Патон шел впереди, Люн вслед за ним. Пройдя вдоль искрошившейся кирпичной стены, они приблизились к аккуратненькому, заботливо ухоженному пролому: охранники содержали его в порядке, чтобы воры не лезли на стену,— и та в результате не имела на себе следов повреждений. Люн и Патон пробрались через пролом. От него вела в глубь территории дорожка, огороженная с обеих сторон колючей проволокой,— свернуть вору было некуда и заблудиться он не мог. Вдоль дорожки виднелись там и сям окопчики для полицейских — обзор и обстрел были что надо. Люн и Патон выбрали двухместный окопчик и удобно расположились в нем. Не прошло и двух минут, как послышалось урчание мотора: воров доставили к месту работы. Тихо звякнул колокольчик — в проломе показались первые труженики ночи. Люн и Патон зажмурились: искушение было слишком велико, но гораздо забавнее будет перебить их на обратном пути. Воры проследовали мимо. Все они были босые: и шума меньше, и дорогая обувь не так изнашивается.
— Признайся: тебе бы было сейчас лучше с ней? — спросил Патон.
— Да,— ответил Люн,— не пойму, что со мной. Наверное, влюбился.
— А я о чем? — сказал Патон.— Ты и подарки ей, наверное, делаешь?
— Делаю. Подарил ей осиновый браслет. Она была очень довольна.
— Мало же ей надо,— усмехнулся Патон.— Такие уже никто не носит.
— Что ты этим хочешь сказать? — спросил Люн.
— Не твое дело,— ответил Патон.— Ты ее хоть тискаешь?
— Заглохни,— бросил Люн.— С этим не шутят.
— Ты всегда был слаб на блондинок,— заметил Патон.— Ну, да ладно, пройдет. Больно тощая.
— Замолчи лучше,— сказал Люн.— Поговорим о чем-нибудь другом.
— Надоел ты мне со своей любовью. Гляди, заморочишь себе голову — испортишь карьеру.
— Не испорчу,— заверил друга Люн.— Тихо! Идут!..
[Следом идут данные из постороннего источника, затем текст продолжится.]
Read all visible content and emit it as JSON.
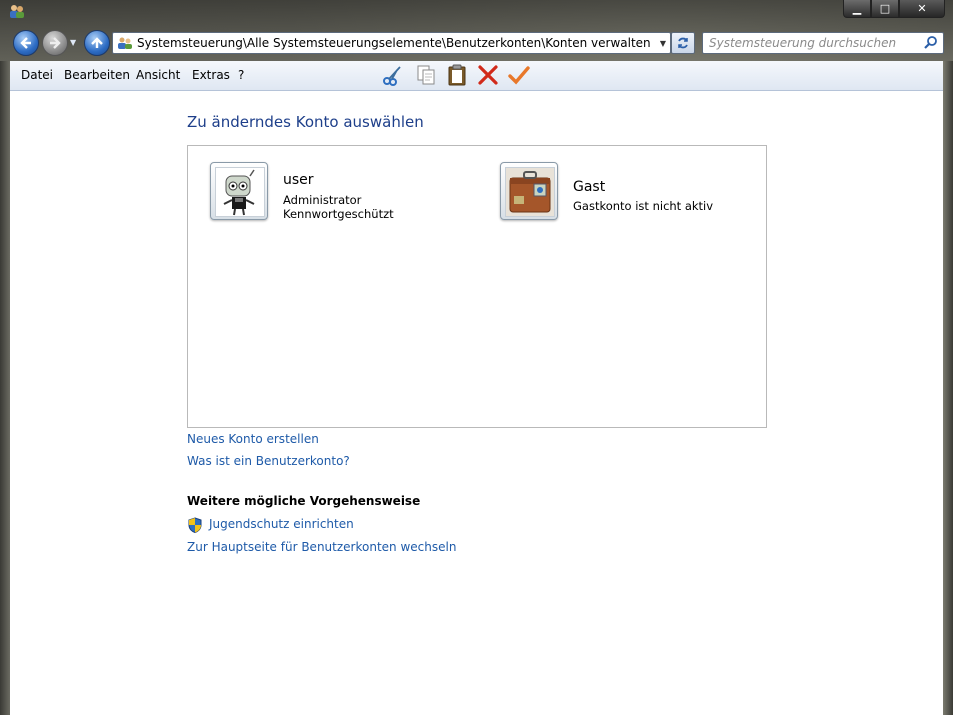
{
  "window": {
    "minimize_glyph": "▁",
    "maximize_glyph": "□",
    "close_glyph": "✕"
  },
  "nav": {
    "address_path": "Systemsteuerung\\Alle Systemsteuerungselemente\\Benutzerkonten\\Konten verwalten",
    "search_placeholder": "Systemsteuerung durchsuchen"
  },
  "menu": {
    "items": [
      "Datei",
      "Bearbeiten",
      "Ansicht",
      "Extras",
      "?"
    ]
  },
  "toolbar_icons": [
    "scissors-icon",
    "copy-icon",
    "paste-icon",
    "delete-icon",
    "checkmark-icon"
  ],
  "main": {
    "heading": "Zu änderndes Konto auswählen",
    "accounts": [
      {
        "name": "user",
        "lines": [
          "Administrator",
          "Kennwortgeschützt"
        ],
        "icon": "robot-avatar-icon"
      },
      {
        "name": "Gast",
        "lines": [
          "Gastkonto ist nicht aktiv"
        ],
        "icon": "suitcase-avatar-icon"
      }
    ],
    "links": {
      "new_account": "Neues Konto erstellen",
      "what_is": "Was ist ein Benutzerkonto?"
    },
    "section_title": "Weitere mögliche Vorgehensweise",
    "extra_links": {
      "parental": "Jugendschutz einrichten",
      "home": "Zur Hauptseite für Benutzerkonten wechseln"
    }
  },
  "colors": {
    "link": "#1e5aa8",
    "heading": "#1e3f8a"
  }
}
Первым появился высокий худой мужчина с лысиной. За спиной у него был мешок, набитый банками с мышиной тушенкой. Когда он прошел мимо, Патон выстрелил ему в спину. Мужчина удивленно вскрикнул, упал, и банки с тушенкой покатились по земле. Патон уже открыл боевой счет — очередь была за Люном. Ему показалось, что он уложил двоих, но воры вдруг вскочили и успели добежать до пролома. Люн клял неудачу на чем свет стоит, а в руках Патона револьвер дал осечку. Еще трое воров проскочили у них под самым носом. Последней бежала женщина, и разъяренный Люн выпустил в нее всю обойму. Патон тут же выскочил из окопчика, чтобы довершить работу, но женщина и так уже была в кондиции. Красивая блондинка. Кровь, обильно брызнувшая на ее босые ноги, словно лаком покрыла ногти. Девушка была худа. На запястье левой руки виднелся совершенно новенький осиновый браслет. Скорее всего она умерла натощак — что ж, тем лучше для здоровья.